Anac propõe revisão de regras para passageiros em voos atrasados ou cancelados
A Agência Nacional de Aviação Civil (Anac) está trabalhando em uma proposta para tornar mais específicas as regras que regem os direitos dos passageiros em situações de atraso ou cancelamento de voos causados por imprevistos fora do controle das companhias aéreas.
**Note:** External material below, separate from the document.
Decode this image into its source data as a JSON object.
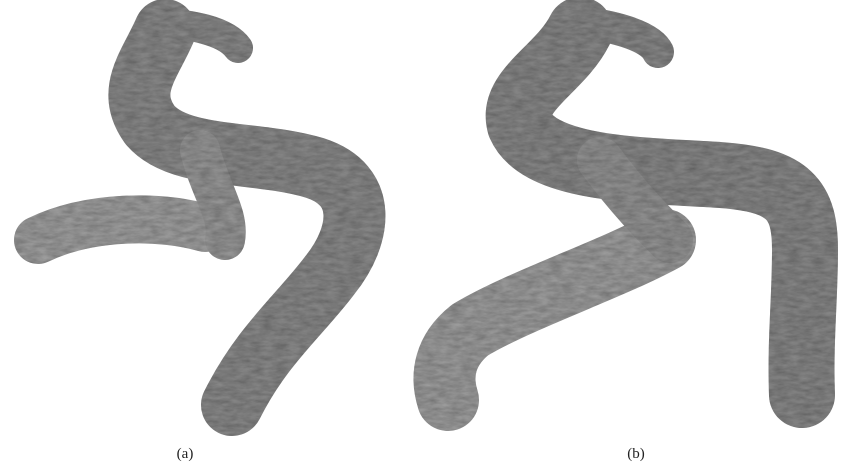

Entre esses eventos, destacam-se condições meteorológicas adversas, indisponibilidade de infraestrutura aeroportuária ou determinações de autoridades públicas.
Objetivo é reduzir judicialização no setor aéreo
A iniciativa, que ainda será submetida a consulta pública, visa atualizar a Resolução nº 400, que trata dos direitos e deveres de passageiros e empresas aéreas. O principal objetivo é oferecer mais uniformidade e clareza na aplicação dessas normas, com o intuito de diminuir a alta taxa de judicialização que caracteriza o setor aéreo brasileiro.
Atualmente, o Código Brasileiro de Aeronáutica (CBA) já estabelece que, em casos de força maior ou evento fortuito, as companhias aéreas não têm responsabilidade civil por atrasos ou cancelamentos. No entanto, mesmo nessas circunstâncias, elas permanecem obrigadas a fornecer assistência material gratuita aos passageiros, conforme o tempo de espera no aeroporto.
Mudanças propostas na assistência material
De acordo com as regras vigentes, os passageiros têm direito a diferentes formas de assistência conforme o tempo de espera:
- A partir de 1 hora: direito à comunicação, incluindo acesso à internet ou telefone.
- A partir de 2 horas: direito à alimentação, por meio de voucher, refeição ou lanche.
- A partir de 4 horas: direito à hospedagem, em caso de pernoite, e transporte de ida e volta.
Na proposta em discussão, a Anac sugere a retirada do direito à comunicação, considerando essa medida defasada. As demais formas de assistência material, como alimentação e hospedagem, seriam mantidas. A agência ressalta que essa alteração não impede que os passageiros busquem a Justiça quando necessário, mas busca esclarecer melhor os direitos e deveres de cada parte.
Brasil lidera ações judiciais contra companhias aéreas
Segundo dados da Anac, o Brasil concentra mais de 90% das ações judiciais movidas contra companhias aéreas em todo o mundo, apesar de responder por apenas cerca de 3% do tráfego aéreo global. Essa disparidade evidencia a necessidade de modernização das regras para reduzir conflitos e garantir maior eficiência no setor.
O diretor-presidente da Anac, Tiago Faierstein, afirmou que a modernização das normas é uma das medidas para diminuir a judicialização, mas garantiu que nunca serão retirados direitos essenciais dos passageiros. A proposta também prevê que as companhias aéreas forneçam informações claras e objetivas sobre os motivos do atraso, o novo horário estimado do voo, as opções de reacomodação e as orientações para acesso à assistência material, com comunicação concentrada em canais acessíveis.
Eventos considerados de força maior
Pelo CBA, são considerados eventos fortuitos ou de força maior, entre outros:
- Restrições a voo, pouso ou decolagem por condições meteorológicas adversas.
- Indisponibilidade da infraestrutura aeroportuária.
- Determinações da autoridade de aviação civil ou de outros órgãos da administração pública.
- Decretação de pandemia ou atos governamentais que restrinjam o transporte aéreo.
A proposta da Anac representa um passo importante para equilibrar os interesses das companhias aéreas e dos passageiros, promovendo um ambiente mais transparente e menos conflituoso no setor de aviação civil brasileiro.